Ce résultat est particulièrement surprenant du fait surtout que les chercheurs avaient établi dans un échantillon aléatoire d’individus ayant fait des tests de sang que 91-92 % des enfants ayant reçu le vaccin ont été immunisés contre le flavivirus grâce à des infections antérieures au virus ou grâce à des vaccins contre l’encéphalite japonaise. Dans la phase 2 des essais du vaccin tétravalent contre la dengue, l’administration du vaccin aux participants a entrainé chez eux une augmentation des anticorps de défense contre l’infection. Il faut noter qu’une augmentation des anticorps de défense est considérée comme un moyen de protection contre l’infection des différents types de la Dengue, de la même manière que les individus vivant dans un environnement endémique et qui ont eu à attraper différents types de la Dengue développe une immunité. Comment s’explique alors la survenue de la Dengue de type 2 ?
Sabchareon et collègues avancent l’hypothèse que le génotype DENV2 incorporé dans la chimère de la fièvre jaune n’a peut-être pas favorisé l’apparition d’anticorps protecteurs contre l’autre génotype DENV2 qui a circulé en Thaïlande de 2009 à 2011.

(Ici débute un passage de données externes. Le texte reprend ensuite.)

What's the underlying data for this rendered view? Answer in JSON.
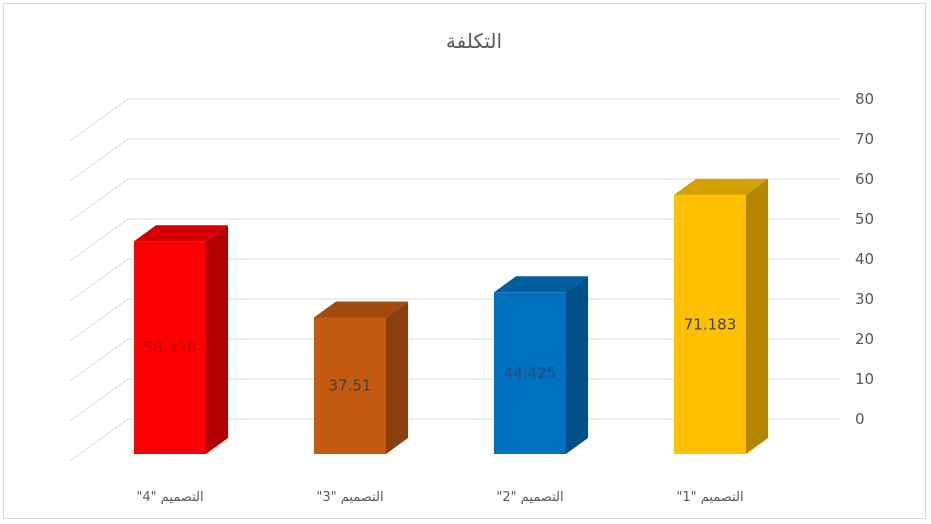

Nous pouvons avancer une explication alternative liée à l’échec d’obtenir des réponses immunitaires satisfaisantes lorsque la mixture des quatre vaccins contre la dengue est donnée aux patients ou aux cobayes singes.
Bien que basé sur de nouveaux outils de plus en plus adaptés pour comprendre et manipuler les génomes viraux, le développement du vaccin contre la Dengue fait face à de nombreux défis liés notamment à l’insuffisance des données dont nous disposons pour comprendre les mécanismes par lesquels les êtres humains sont protégés par les infections initiales et successives causées par les quatre types de dengue.
Cet essai constitue une mise en garde aux chercheurs pour une plus grande prudence dans la conception des prochains essais sur l’efficacité du vaccin contre la Dengue. Ils devront inclure un nombre plus important d’enfants à risque contrairement à ce qui a été fait dans le cadre de cet essai.